Brought to you by TheJudge13 chronicler Carlo Carluccio
– 1984: Lauda wins by a fraction
This story starts on 3rd June 1984 in the Principality of Monaco.
A rookie driving for one of the minnows of Formula One was blazing a trail so bright that the Formula One elite and the French run governing body couldn’t allow victory to pass to outsiders.
The story to this day is that Jacky Ickx – a works Porsche driver – waved the flag without FIA permission to stop the race… allowing a Porsche engined car to take the flag.
So Prost took the victory, Senna had his first experience of F1 politics and only half points would be awarded; something that would come back to haunt the Frenchman.
Mclaren dominated the season with their John Barnard designed chassis and bespoke Tag-Porsche engine. In addition to this, they were one of only four teams using the superior Michelin tyres.
Lauda’s nickname was ‘The Rat’ and he proved his guile and cunning throughout the season when he realised he no longer had the inherent speed of his young team-mate and he focused on setting his car up for the races.
The teams arrived in Portugal with the two contenders separated by a mere 2 1/2 points.
After qualifying, Piquet was on pole position, with Prost beside him. Senna qualified an impressive third with Rosberg fourth. There were a further six drivers before we found championship leader, Lauda, back in eleventh position on the grid.
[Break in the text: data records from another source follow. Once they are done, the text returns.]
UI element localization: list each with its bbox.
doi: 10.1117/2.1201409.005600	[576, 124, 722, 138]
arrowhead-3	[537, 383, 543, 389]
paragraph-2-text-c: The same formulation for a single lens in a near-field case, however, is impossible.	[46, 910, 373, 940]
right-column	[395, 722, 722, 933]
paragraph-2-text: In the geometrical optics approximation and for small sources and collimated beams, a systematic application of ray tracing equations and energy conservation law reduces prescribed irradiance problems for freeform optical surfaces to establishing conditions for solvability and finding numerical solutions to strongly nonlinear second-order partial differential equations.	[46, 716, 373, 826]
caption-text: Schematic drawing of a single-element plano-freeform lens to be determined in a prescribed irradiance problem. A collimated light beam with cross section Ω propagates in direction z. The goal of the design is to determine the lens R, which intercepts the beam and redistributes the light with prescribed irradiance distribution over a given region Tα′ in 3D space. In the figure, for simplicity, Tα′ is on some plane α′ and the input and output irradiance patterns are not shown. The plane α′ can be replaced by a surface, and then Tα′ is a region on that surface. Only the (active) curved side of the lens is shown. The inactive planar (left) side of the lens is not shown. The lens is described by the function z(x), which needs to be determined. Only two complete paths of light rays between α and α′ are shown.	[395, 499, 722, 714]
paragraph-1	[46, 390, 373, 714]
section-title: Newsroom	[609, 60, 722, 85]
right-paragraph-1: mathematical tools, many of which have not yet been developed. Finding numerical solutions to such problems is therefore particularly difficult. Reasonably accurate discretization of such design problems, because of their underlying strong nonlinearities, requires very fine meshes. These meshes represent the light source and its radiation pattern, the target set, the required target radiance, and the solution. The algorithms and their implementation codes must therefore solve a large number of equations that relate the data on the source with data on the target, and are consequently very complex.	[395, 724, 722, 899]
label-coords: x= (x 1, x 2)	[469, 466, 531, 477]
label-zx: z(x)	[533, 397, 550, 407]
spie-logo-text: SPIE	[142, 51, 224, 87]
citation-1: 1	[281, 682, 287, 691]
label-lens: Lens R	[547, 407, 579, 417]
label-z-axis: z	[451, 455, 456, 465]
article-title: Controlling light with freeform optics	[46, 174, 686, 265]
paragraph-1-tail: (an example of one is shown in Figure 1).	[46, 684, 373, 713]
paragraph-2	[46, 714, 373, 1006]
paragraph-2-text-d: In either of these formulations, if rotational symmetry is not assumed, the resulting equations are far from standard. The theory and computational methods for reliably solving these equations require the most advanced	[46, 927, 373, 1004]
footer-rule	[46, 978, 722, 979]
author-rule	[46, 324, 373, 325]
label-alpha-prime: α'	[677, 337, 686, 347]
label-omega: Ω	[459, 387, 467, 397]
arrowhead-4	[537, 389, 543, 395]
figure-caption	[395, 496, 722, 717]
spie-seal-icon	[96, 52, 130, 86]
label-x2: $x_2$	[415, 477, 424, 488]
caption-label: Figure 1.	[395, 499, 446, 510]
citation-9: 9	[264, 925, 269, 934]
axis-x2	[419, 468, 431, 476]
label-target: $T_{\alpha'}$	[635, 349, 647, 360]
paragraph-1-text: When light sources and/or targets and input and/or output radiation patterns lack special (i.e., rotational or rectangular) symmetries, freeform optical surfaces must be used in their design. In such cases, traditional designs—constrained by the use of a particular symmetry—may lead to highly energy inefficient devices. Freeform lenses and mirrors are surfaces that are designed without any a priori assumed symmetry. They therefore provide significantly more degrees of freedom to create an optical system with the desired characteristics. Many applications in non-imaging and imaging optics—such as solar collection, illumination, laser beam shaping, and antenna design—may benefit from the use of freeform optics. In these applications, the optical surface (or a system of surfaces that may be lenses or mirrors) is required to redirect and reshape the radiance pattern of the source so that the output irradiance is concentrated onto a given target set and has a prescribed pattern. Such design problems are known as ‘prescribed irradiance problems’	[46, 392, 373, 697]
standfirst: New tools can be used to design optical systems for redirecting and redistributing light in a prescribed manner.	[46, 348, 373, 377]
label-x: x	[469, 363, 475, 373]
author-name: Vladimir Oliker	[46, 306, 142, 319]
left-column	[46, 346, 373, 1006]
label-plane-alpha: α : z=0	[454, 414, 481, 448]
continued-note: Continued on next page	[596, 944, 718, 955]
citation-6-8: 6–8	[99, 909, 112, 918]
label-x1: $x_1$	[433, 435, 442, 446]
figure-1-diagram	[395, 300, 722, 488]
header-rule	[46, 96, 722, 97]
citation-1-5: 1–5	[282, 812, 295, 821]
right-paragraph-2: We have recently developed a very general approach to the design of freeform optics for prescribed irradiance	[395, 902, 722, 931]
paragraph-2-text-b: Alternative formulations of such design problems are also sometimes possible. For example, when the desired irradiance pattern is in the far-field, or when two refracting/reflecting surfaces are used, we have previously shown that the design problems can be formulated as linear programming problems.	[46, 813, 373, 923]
From the start, Prost got ahead of a slow starting Piquet but had been passed by both Rosberg and Mansell. Prost overtook Mansell quickly and chased after the Williams Honda of Rosberg, passing him on the ninth lap. Lauda, at this point, was still back in ninth position.
Lauda passed De Angelis on lap 18, Johansson on lap 27 and by lap 28 he was through past Alboreto and in the points. He went ahead of Rosberg and on lap 33 fought his way past Senna.
The top three of Prost, Mansell and Lauda maintained this order until lap 51, but Mansell was struggling with a failing brake calliper and spun. He restarted before Lauda could claim the position but the Mclaren was right on his tail.
The following lap, Mansell spun once more and was forced to retire, but of more significance was Lauda had now assumed second position in the race.
So the final 18 laps of the Portugese Grand Prix closed an old chapter in Formula One history as the wily two times World Champion added another title to his remarkable story. After the race he said: “It’s been the hardest season of my life and that last lap seemed one of the longest. But I’ve done it by half a point and I can tell you, Alain Prost was a difficult man to beat.”
Marlene Lauda joined her husband on the podium in celebration just over eight years after he had been given the last rites and Prost and Senna flanked the new champion heralding a handover of generations.
A mere half a point!
Food for thought: If the authorities had allowed Senna to take his first victory in Monaco, the resulting points gain – six for second as opposed to 4 1/2 for first – would have secured Prost the title.